Born in Portuguese Mozambique in 1953, Queiroz moved to Portugal when the African nation became independent in the mid-1970s. At the end of his short pro goalkeeping career, he turned to coaching and his resume now includes stints in eight countries, including Japan, the UAE and Saudi Arabia.
After his extraordinary success with the Portuguese youth national team program – his U-17s finished third at the 1989 U-17 World Cup months after the U-20 victory – he spent two years at the helm of Sporting Lisbon before his globetrotting began.
After his MetroStars’ stint, Queiroz coached Japanese club Nagoya Grampus Eight, the United Arab Emirates and qualified South Africa for the 2002 World Cup but resigned before the finals after a dispute with South African federation boss Jomo Sono, who took over the coaching position. Queiroz coached Portugal at the 2010 World Cup before his unprecedented successful run with Iran.
Iran was the third team to book a World Cup 2018 ticket, after host Russia and Brazil.
In Russia, Iran will face Portugal, Spain and Morocco.
On the USA’s failure to qualify for Russia 2018, Queiroz says:
“I think we can see this not as a drama but an opportunity to learn. Italy didn’t qualify. There were times when England didn’t qualify [1974, 1978, 1994].
“One thing people need to understand is the development process of the game is not a line going up, but that development moves in waves. That there are ups and downs during the process.
“Of course, not qualifying is a bruise to prestige, but it’s an opportunity to rebound stronger after learning from the mistakes. I am sure that because of the intelligent and capable people in the United States, they will rebound strong in the next World Cup qualifying.”
ON THE USA’s GREAT POTENTIAL. For Queiroz, one of the key missing ingredients in the USA’s quest to become a world power is a soccer culture that matches its rivals’. He mentions a scene where an American child comes home from practice and the father is home watching a soccer game on TV -- instead of basketball, baseball or football.
“MLS is great example of good progress,” he said. “Consistent, solid, winning respect and creating a soccer culture in the United States, which has been a big challenge because of the great tradition of the American sports.”
He also points to the huge ethnic population in the USA, especially the Latino community, with deep passion for the sport.
“The diversity of the U.S. population is such a big strength,” Queiroz said. “The key is to combine the potential with opportunity.
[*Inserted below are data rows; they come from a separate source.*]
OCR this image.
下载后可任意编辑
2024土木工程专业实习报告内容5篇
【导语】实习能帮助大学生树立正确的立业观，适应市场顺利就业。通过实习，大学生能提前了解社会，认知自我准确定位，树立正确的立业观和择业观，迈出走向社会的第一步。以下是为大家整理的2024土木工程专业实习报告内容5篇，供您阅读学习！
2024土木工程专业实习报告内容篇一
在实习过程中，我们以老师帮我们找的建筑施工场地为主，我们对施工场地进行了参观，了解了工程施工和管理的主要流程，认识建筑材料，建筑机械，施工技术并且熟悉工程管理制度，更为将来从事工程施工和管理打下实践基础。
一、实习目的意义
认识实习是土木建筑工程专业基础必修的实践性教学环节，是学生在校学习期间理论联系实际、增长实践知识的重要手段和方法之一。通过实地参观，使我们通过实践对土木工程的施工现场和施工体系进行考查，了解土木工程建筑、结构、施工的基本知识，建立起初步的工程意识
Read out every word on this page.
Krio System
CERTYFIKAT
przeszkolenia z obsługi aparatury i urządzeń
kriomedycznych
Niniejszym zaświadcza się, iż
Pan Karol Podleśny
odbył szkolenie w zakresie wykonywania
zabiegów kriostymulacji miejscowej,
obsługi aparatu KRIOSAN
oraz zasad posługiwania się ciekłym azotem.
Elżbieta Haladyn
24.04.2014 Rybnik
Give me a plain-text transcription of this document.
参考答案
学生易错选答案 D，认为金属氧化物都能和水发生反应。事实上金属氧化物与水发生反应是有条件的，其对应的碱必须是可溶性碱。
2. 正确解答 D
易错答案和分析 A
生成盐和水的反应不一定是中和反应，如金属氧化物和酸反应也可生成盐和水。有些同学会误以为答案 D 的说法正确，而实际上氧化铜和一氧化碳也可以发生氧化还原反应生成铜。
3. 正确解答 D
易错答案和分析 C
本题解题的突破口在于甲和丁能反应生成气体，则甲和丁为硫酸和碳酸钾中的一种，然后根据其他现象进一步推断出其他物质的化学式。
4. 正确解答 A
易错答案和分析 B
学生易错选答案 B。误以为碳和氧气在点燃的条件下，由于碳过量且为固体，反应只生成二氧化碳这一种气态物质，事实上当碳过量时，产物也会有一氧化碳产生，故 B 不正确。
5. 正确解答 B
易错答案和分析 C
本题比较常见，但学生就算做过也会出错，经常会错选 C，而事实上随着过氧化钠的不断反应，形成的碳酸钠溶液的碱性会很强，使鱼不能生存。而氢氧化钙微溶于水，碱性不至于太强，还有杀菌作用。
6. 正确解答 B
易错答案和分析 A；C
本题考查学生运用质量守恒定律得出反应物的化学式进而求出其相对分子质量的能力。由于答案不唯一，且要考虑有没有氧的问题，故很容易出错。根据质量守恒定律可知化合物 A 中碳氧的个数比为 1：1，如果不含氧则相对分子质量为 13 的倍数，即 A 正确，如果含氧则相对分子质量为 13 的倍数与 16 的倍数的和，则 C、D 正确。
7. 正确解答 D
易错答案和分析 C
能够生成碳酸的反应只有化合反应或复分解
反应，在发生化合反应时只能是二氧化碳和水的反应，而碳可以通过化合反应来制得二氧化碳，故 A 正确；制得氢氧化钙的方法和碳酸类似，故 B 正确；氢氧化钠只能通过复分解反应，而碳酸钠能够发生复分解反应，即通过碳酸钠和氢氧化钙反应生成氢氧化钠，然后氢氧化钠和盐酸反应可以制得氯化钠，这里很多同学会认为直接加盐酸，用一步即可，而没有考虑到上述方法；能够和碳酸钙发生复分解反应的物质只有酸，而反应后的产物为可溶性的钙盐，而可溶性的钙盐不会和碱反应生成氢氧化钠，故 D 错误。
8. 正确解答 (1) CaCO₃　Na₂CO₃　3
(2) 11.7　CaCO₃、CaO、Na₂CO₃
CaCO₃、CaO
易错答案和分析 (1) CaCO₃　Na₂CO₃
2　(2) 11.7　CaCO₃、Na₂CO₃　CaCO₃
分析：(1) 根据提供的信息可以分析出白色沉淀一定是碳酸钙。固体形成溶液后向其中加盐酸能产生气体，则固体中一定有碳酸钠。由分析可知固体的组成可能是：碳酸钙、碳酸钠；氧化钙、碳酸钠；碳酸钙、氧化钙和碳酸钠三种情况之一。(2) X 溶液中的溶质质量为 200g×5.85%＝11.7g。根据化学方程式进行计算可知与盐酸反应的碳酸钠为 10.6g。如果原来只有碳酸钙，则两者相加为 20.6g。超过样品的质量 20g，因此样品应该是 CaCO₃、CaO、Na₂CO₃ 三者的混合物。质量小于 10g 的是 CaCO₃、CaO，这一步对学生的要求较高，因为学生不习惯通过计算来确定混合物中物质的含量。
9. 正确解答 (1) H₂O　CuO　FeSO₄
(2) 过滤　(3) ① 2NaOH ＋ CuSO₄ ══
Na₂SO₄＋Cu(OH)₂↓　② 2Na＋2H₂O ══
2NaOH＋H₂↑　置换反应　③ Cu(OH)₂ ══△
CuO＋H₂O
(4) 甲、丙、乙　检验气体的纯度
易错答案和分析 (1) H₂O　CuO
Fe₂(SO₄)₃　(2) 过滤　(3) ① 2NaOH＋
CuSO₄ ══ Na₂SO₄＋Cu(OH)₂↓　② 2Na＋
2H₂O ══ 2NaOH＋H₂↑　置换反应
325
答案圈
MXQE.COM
“MLS and U.S. Soccer have started, step-by-step, to create visions and projects and opportunities. MLS today is a great example of development and I think people need to understand from the historical point of view this has been a period of just one generation.”
The breakthrough to becoming a world power, he believes, is on the horizon.
“When I think about United States -- I was there, I worked there, I saw it, I felt it – I think about its huge potential with its enthusiasm and its resources – its economic strength, its facilities, the infrastructure. Combine that with love and passion and opportunities, and it will happen.”